Le délégué du Gouvernement rétorque que dans leur demande initiale datant du 7 février 2005 les demandeurs n’ont pas fait état de raisons humanitaires pour justifier l’octroi d’une autorisation de séjour, mais qu’ils ont uniquement fait état de leur degré d’intégration et de l’expérience professionnelle de Monsieur … pour soutenir qu’il lui serait possible de subvenir aux besoins de sa famille. Quant aux raisons humanitaires invoquées dans le cadre du recours gracieux et réexposées à travers la requête introductive d’instance sous examen, le représentant étatique signale que la question du statut d’insoumis de Monsieur … était à l’origine de la demande en reconnaissance du statut de réfugié des demandeurs laquelle fut définitivement toisée en instance contentieuse par un jugement et un arrêt ayant entre-temps acquis autorité de chose jugée. Estimant que les demandeurs ne font pas valoir d’éléments nouveaux par rapport à ceux qui ont été examinés tant par le tribunal que par la Cour administrative dans le cadre du recours en réformation dirigé contre la décision de refus du statut de réfugié, il estime dès lors que la requête actuelle serait également à rejeter comme étant non fondée.

Pour le surplus le délégué du Gouvernement fait valoir que le moyen en rapport avec les moyens d’existence personnels allégués des demandeurs serait à écarter à son tour, étant donné que les demandeurs seraient en aveu de ne pas disposer de moyens d’existence personnels requis par la loi.

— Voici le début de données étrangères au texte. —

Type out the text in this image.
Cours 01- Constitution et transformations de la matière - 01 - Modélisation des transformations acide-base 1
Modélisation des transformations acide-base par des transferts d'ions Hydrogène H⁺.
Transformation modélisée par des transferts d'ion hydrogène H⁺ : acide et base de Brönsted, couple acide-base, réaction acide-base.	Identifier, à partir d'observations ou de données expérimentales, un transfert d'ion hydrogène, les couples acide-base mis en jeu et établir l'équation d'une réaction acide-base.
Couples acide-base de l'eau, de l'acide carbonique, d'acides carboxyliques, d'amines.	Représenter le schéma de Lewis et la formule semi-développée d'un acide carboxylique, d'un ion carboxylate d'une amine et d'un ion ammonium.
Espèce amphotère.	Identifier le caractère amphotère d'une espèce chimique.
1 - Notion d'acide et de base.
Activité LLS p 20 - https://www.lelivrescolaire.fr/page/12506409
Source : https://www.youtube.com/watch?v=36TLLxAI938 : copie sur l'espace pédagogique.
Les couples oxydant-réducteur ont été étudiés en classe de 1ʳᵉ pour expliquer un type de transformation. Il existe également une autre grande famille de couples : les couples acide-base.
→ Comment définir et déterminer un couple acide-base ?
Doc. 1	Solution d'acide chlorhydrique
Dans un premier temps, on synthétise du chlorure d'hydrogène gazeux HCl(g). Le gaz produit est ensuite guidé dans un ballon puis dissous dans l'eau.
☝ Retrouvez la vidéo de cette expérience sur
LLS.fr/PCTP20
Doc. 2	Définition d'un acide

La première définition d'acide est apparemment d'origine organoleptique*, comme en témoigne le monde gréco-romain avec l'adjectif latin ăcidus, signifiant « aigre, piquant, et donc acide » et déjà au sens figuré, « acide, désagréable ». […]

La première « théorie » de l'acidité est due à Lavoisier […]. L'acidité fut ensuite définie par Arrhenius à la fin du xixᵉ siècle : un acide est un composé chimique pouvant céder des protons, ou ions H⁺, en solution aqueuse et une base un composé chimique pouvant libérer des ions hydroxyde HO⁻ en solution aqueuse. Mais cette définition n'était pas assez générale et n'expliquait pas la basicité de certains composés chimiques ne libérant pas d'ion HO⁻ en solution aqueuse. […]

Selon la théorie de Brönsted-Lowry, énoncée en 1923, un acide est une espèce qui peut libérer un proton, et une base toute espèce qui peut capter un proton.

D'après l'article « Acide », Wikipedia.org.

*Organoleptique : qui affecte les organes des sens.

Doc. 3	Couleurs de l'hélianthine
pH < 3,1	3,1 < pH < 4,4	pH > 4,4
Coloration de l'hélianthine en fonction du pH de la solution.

Dans leur mémoire en réplique les demandeurs font valoir qu’il serait généralement admis qu’un argument qui éventuellement n’est pas « suffisant » pour constituer un motif justifiant la reconnaissance du statut de réfugié pourrait néanmoins être considéré comme étant un argument valable dans le cadre d’une demande d’autorisation de séjour pour des raisons humanitaires et que tel serait précisément le cas d’une personne invoquant son statut d’insoumis.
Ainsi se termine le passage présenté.